上のほうが重そうに見えるけど、バランス取れているんだね。
3メートルもの大きさがある作品を購入できる人は、高い天井の豪邸か広い庭の邸宅にお住まいなんだろうね!
3部作である「守護者」のうち1体は、テキサス大学オースティン校のアンナ・ヒス体育館前に設置されているというから、個人蔵ではなくてパブリック・アートとして購入されていることもあるんだね。
シモーヌ・リーは1967年、ナザレン教会の宣教師としてアメリカに渡ったジャマイカ移民の両親のもとに生まれたという。
1990年にインディアナ州リッチモンドのアーラム大学で美術学士号を取得。
ニューヨークのグッゲンハイム美術館、ロンドンのテート・モダンなどの名だたるギャラリーや美術館で個展を開催し、2022年のヴェネツィア・ビエンナーレではアメリカ館代表に選ばれ金獅子賞を受賞しているという。
どこかで鑑賞するチャンスがあるかもしれないね?
今回の高額アートは女性アーティストに絞って紹介してみたよ。
日本には世界的に有名な御年96歳の草間彌生という偉大な女性アーティストがいるためなのか、女性がトレンドと言われても何を今更と感じてしまったSNAKEPIPE。

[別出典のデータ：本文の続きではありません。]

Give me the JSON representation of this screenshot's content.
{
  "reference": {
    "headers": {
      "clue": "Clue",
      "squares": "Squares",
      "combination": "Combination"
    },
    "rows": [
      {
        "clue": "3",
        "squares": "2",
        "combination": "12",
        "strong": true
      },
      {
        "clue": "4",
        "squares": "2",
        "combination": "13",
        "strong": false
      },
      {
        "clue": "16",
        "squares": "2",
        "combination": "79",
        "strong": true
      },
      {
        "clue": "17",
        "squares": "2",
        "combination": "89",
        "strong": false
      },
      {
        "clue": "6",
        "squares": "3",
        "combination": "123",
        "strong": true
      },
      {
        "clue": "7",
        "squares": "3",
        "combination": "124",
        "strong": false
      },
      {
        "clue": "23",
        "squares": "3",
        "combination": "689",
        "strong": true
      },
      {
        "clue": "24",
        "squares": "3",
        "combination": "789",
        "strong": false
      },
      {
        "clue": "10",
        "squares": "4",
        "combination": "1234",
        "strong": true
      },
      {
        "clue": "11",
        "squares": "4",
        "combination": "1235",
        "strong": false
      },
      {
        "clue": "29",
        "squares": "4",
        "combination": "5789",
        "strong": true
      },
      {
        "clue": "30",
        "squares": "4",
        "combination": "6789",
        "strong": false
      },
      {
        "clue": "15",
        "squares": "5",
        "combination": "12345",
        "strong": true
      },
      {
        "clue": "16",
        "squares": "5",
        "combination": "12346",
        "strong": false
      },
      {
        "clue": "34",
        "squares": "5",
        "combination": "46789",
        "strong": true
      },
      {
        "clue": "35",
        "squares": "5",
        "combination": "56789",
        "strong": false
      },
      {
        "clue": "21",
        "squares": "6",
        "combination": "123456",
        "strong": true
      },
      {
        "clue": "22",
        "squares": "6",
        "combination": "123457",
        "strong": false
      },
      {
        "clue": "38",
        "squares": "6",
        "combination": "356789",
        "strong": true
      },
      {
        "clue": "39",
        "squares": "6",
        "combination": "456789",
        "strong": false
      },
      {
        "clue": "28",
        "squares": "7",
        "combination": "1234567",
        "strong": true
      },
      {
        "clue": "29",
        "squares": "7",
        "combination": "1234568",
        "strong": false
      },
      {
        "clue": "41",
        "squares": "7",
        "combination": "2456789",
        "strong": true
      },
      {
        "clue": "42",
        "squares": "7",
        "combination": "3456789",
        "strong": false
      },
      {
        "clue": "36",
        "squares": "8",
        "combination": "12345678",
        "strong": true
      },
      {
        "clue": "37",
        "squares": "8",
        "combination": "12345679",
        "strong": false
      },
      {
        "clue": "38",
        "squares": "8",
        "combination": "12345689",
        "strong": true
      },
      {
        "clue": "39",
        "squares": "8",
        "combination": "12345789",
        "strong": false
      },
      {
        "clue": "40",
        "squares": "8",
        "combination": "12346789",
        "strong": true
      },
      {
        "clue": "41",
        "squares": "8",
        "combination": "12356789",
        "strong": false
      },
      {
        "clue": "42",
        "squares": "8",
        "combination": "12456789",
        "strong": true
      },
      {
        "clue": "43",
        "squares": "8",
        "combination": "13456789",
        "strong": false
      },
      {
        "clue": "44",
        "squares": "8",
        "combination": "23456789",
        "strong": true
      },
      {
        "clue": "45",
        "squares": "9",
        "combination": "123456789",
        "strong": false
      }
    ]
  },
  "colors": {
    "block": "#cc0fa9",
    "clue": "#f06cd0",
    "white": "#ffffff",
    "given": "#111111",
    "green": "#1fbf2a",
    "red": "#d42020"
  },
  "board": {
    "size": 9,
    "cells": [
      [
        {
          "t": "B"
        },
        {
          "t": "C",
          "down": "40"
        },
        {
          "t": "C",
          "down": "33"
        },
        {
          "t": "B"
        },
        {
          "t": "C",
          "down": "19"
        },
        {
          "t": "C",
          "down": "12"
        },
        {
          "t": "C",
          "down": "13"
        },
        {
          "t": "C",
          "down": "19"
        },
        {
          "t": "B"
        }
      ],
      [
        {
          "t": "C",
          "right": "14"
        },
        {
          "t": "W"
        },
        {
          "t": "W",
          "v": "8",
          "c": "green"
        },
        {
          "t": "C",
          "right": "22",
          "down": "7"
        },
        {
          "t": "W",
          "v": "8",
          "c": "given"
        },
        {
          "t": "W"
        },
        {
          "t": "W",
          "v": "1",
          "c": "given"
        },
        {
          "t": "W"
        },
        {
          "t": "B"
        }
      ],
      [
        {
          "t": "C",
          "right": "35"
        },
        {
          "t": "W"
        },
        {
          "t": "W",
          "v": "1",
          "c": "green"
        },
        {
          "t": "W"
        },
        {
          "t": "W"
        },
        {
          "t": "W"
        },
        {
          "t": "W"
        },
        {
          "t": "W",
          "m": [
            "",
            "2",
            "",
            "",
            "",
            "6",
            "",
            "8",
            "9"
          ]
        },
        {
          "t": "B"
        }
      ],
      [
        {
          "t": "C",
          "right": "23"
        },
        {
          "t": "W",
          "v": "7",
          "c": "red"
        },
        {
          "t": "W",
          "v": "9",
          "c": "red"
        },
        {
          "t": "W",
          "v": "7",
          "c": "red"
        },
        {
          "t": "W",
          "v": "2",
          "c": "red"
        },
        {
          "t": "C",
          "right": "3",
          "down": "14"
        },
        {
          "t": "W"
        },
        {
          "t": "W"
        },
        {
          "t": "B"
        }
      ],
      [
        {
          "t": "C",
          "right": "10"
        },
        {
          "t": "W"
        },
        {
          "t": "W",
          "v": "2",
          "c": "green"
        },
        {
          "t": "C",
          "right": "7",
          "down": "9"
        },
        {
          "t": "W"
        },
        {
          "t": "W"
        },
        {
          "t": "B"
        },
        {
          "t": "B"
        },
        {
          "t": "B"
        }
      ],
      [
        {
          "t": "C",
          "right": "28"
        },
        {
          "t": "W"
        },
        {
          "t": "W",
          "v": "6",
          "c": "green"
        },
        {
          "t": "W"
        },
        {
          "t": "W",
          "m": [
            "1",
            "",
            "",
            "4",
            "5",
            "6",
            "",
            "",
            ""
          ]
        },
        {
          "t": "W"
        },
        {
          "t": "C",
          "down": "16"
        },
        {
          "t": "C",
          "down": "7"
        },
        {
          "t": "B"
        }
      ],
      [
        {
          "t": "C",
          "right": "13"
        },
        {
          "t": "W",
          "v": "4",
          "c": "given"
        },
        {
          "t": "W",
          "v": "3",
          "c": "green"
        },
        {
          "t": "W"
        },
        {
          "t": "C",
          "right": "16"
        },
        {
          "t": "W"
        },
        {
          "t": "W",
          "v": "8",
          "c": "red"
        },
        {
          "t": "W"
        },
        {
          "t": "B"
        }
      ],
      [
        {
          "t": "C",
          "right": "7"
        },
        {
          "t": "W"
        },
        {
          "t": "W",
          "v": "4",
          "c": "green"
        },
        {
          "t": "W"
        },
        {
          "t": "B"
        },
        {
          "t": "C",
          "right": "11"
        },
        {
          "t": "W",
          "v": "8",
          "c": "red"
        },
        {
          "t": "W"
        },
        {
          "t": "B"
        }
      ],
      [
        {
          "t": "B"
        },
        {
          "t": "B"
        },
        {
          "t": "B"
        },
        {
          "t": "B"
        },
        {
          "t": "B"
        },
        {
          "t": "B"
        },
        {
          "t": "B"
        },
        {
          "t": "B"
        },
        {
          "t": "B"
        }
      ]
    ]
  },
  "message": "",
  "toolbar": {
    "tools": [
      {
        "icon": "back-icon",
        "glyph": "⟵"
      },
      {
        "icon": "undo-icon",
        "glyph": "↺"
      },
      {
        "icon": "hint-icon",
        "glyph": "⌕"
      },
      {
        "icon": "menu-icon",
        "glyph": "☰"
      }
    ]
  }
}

2021年7月に森美術館で開催された「アナザーエナジー展:挑戦しつづける力」にて、世界の女性アーティスト16人の作品を鑑賞し、感銘を受けたことがあったっけ。
皆様80歳以上になっても強い情熱を持って作品を制作されているんだよね。
オークションでのトレンドは、目新しくて好奇心をそそられる作品、ということなのかもしれない。